Graßhoff stellte in Wiesbaden aktuelle Daten Ihrer Forschungen vor. Sie wurde zusammen mit ihrer Kollegin Swantje Arndt bereits 2023 von der Deutschen Rheuma-Liga und der Deutschen Rhemuastiftung für ihr Forschungsprojekt „Fatigue im Alltag messbar machen – Eignung nicht-invasiver Technologien zur Erhebung von Fatigue bei Systemischer Sklerose“ ausgezeichnet. „Die zugrundeliegenden pathophysiologischen Mechanismen, die zur Entstehung von Fatigue im Alltag führen, variieren je nach Art der Autoimmunerkrankung. Eine wirksame Behandlung setzt daher voraus, dass diese Ursachen präzise identifiziert werden“, so Graßhoff. Nur durch ein tiefes Verständnis der krankheitsspezifischen Prozesse lasse sich eine gezielte und individualisierte Therapie entwickeln, die den Betroffenen nachhaltig Entlastung verschaffen könne.

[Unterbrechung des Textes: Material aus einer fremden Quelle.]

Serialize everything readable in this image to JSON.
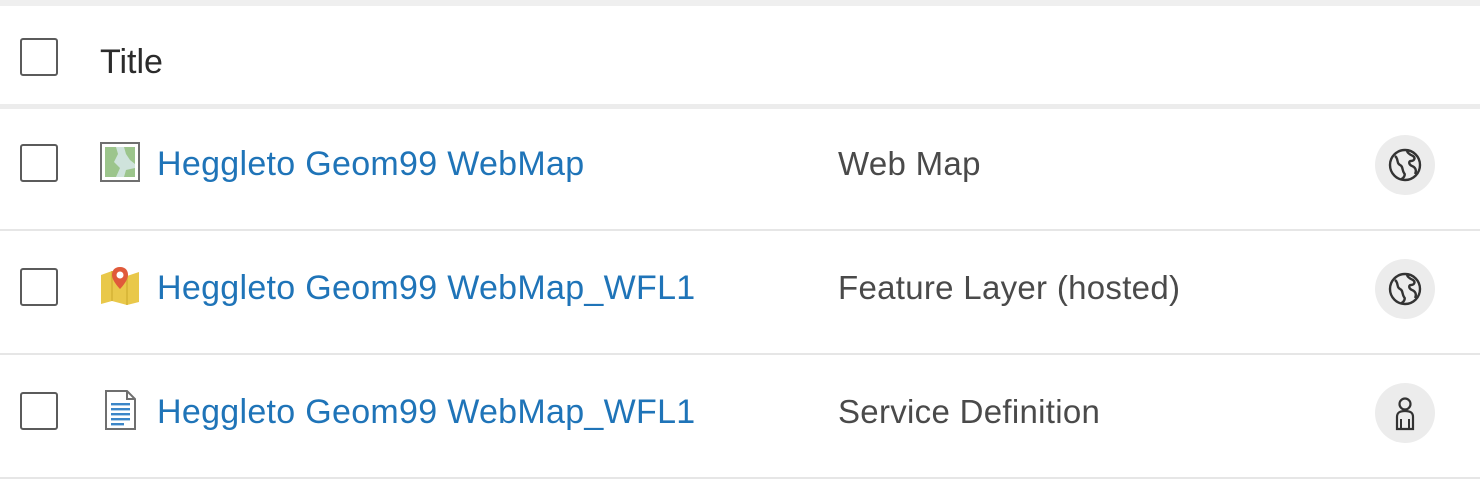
{
  "table": {
    "header": {
      "title_label": "Title"
    },
    "rows": [
      {
        "title": "Heggleto Geom99 WebMap",
        "type": "Web Map",
        "item_icon": "web-map-icon",
        "sharing_icon": "globe-icon"
      },
      {
        "title": "Heggleto Geom99 WebMap_WFL1",
        "type": "Feature Layer (hosted)",
        "item_icon": "feature-layer-icon",
        "sharing_icon": "globe-icon"
      },
      {
        "title": "Heggleto Geom99 WebMap_WFL1",
        "type": "Service Definition",
        "item_icon": "service-definition-icon",
        "sharing_icon": "owner-person-icon"
      }
    ]
  },
  "colors": {
    "link": "#1f74b8",
    "text": "#4a4a4a",
    "divider": "#e6e6e6"
  }
}
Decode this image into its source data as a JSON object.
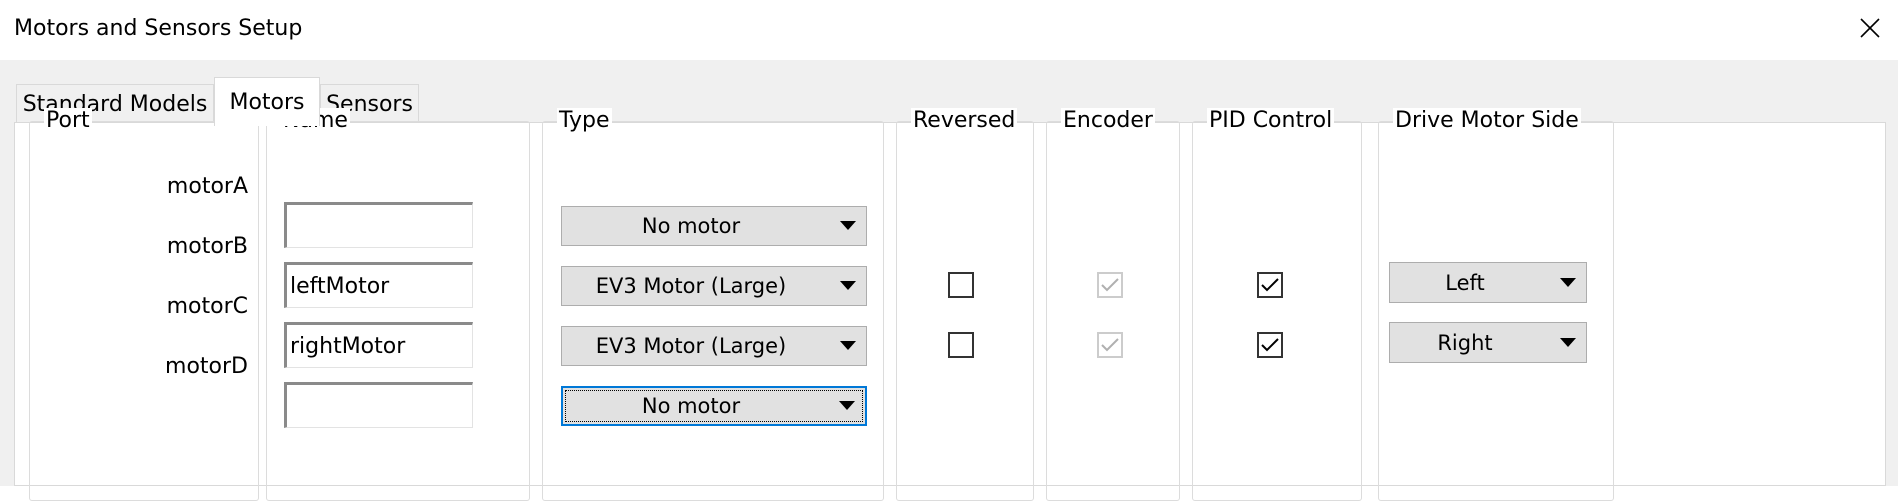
{
  "window": {
    "title": "Motors and Sensors Setup",
    "close_icon": "close-icon"
  },
  "tabs": [
    {
      "label": "Standard Models",
      "active": false
    },
    {
      "label": "Motors",
      "active": true
    },
    {
      "label": "Sensors",
      "active": false
    }
  ],
  "groups": {
    "port": "Port",
    "name": "Name",
    "type": "Type",
    "reversed": "Reversed",
    "encoder": "Encoder",
    "pid": "PID Control",
    "drive_side": "Drive Motor Side"
  },
  "motors": [
    {
      "port": "motorA",
      "name": "",
      "type": "No motor",
      "reversed": null,
      "encoder": null,
      "pid": null,
      "drive_side": null
    },
    {
      "port": "motorB",
      "name": "leftMotor",
      "type": "EV3 Motor (Large)",
      "reversed": false,
      "encoder": true,
      "pid": true,
      "drive_side": "Left"
    },
    {
      "port": "motorC",
      "name": "rightMotor",
      "type": "EV3 Motor (Large)",
      "reversed": false,
      "encoder": true,
      "pid": true,
      "drive_side": "Right"
    },
    {
      "port": "motorD",
      "name": "",
      "type": "No motor",
      "reversed": null,
      "encoder": null,
      "pid": null,
      "drive_side": null
    }
  ],
  "colors": {
    "focus": "#0078d7",
    "dialog_bg": "#f0f0f0",
    "disabled_check": "#b0b0b0"
  }
}
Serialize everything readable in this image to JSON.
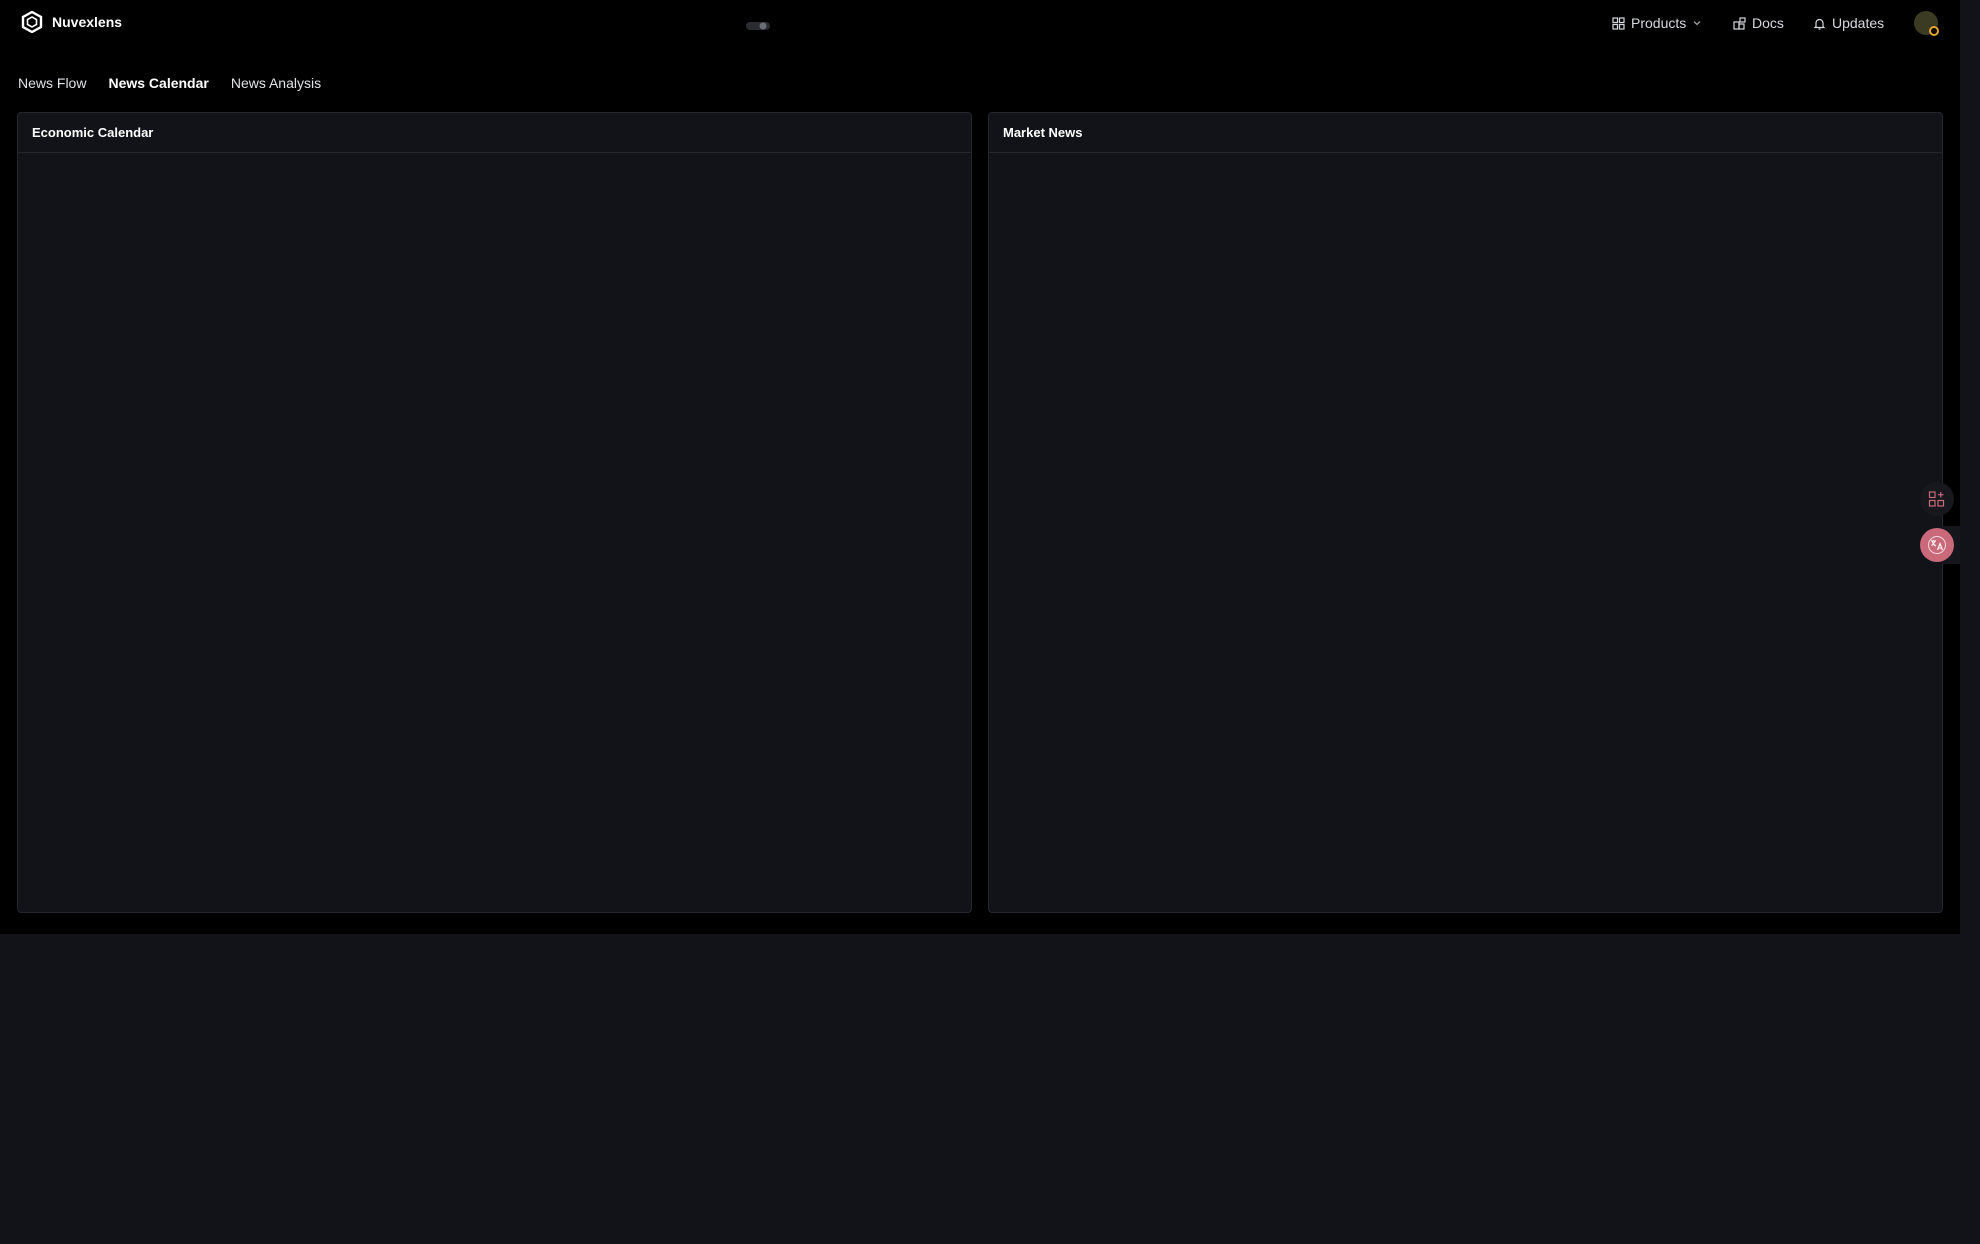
{
  "header": {
    "brand": "Nuvexlens",
    "nav": {
      "products": "Products",
      "docs": "Docs",
      "updates": "Updates"
    }
  },
  "tabs": [
    {
      "label": "News Flow",
      "active": false
    },
    {
      "label": "News Calendar",
      "active": true
    },
    {
      "label": "News Analysis",
      "active": false
    }
  ],
  "panels": {
    "left": {
      "title": "Economic Calendar"
    },
    "right": {
      "title": "Market News"
    }
  },
  "colors": {
    "background": "#000000",
    "panel": "#111318",
    "accent_pink": "#c9697a",
    "status_dot": "#e3a72f"
  }
}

Autoantikörper können neuroinflammatorische Prozesse auslösen
Auch Kongresspräsident Prof. Andreas Schwarting von der Uniklinik Mainz befasst sich intensiv mit dem Thema. Seinen Ausführungen zufolge wurden bei Betroffenen entzündliche Prozesse im zentralen Nervensystem nachgewiesen. Es hätten sich Aktivierungen von Immunzellen des Gehirns gezeigt, die Signalwege beeinflussen, die für Wachheit, Energiehaushalt und Motivation zuständig sind. Zudem gebe es Hinweise, dass Autoantikörper bei einigen Betroffenen die Blut-Hirn-Schranke überwinden und dort neuroinflammatorische Prozesse auslösen. Sein Credo: „Fatigue ist kein psychosomatisches Randthema, sondern ein zentrales Symptom rheumatischer Erkrankungen – das intensiver systematisch erforscht und behandelt werden muss.“
Weiterer Kongressschwerpunkt waren zelluläre Therapien wie die CAR-T-Zelltherapie. Dabei werden den Patienten T-Zellen entnommen, im Labor gentechnisch verändert und anschließend wieder injiziert. Sie erkennen die krankmachenden B-Zellen im Körper und schalten diese gezielt aus – ein Prinzip, das sich bereits in der Krebsmedizin bewährt hat und nun auf Autoimmunerkrankungen wie Systemische Lupus erythematodes (SLE), Sklerodermie oder Rheumatoide Arthritis (RA) übertragen wird. Die gezielte Beseitigung der B-Zellen kann die krankheitsauslösenden Prozesse offensichtlich an ihrem Ursprung stoppen. Ein anderer Ansatz arbeitet mit bispezifischen Antikörpern. Beide Konzepte unterscheiden sich grundlegend von klassischen Immunsuppressiva, die bei entzündlich-rheumatischen Erkrankungen breit im Organismus wirken, das Immunsystem insgesamt dämpfen und mit erheblichen Nebenwirkungen verbunden sein können. „Die bisherigen klinischen Studien liefern ermutigende Ergebnisse“, erläuterte Prof. Ulf Wagner aus Leipzig. „Diese deuten darauf hin, dass wir mit zellulären Therapien einen neuen Behandlungsweg eröffnen können, insbesondere für Patientinnen und Patienten, für die bisher kaum noch Optionen bestanden.“
Limitierende Faktoren: Die Herstellung von CAR-T-Zellen ist komplex und kostenintensiv, die Verfahren sind bislang nur in spezialisierten Zentren möglich. Mögliche Langzeitfolgen für das Immunsystem müssen weiter erforscht werden. Die Deutsche Gesellschaft für Rheumatologie (DGrh) hat zu diesem Zweck eine neue „Kommission zelluläre Therapie“ gegründet.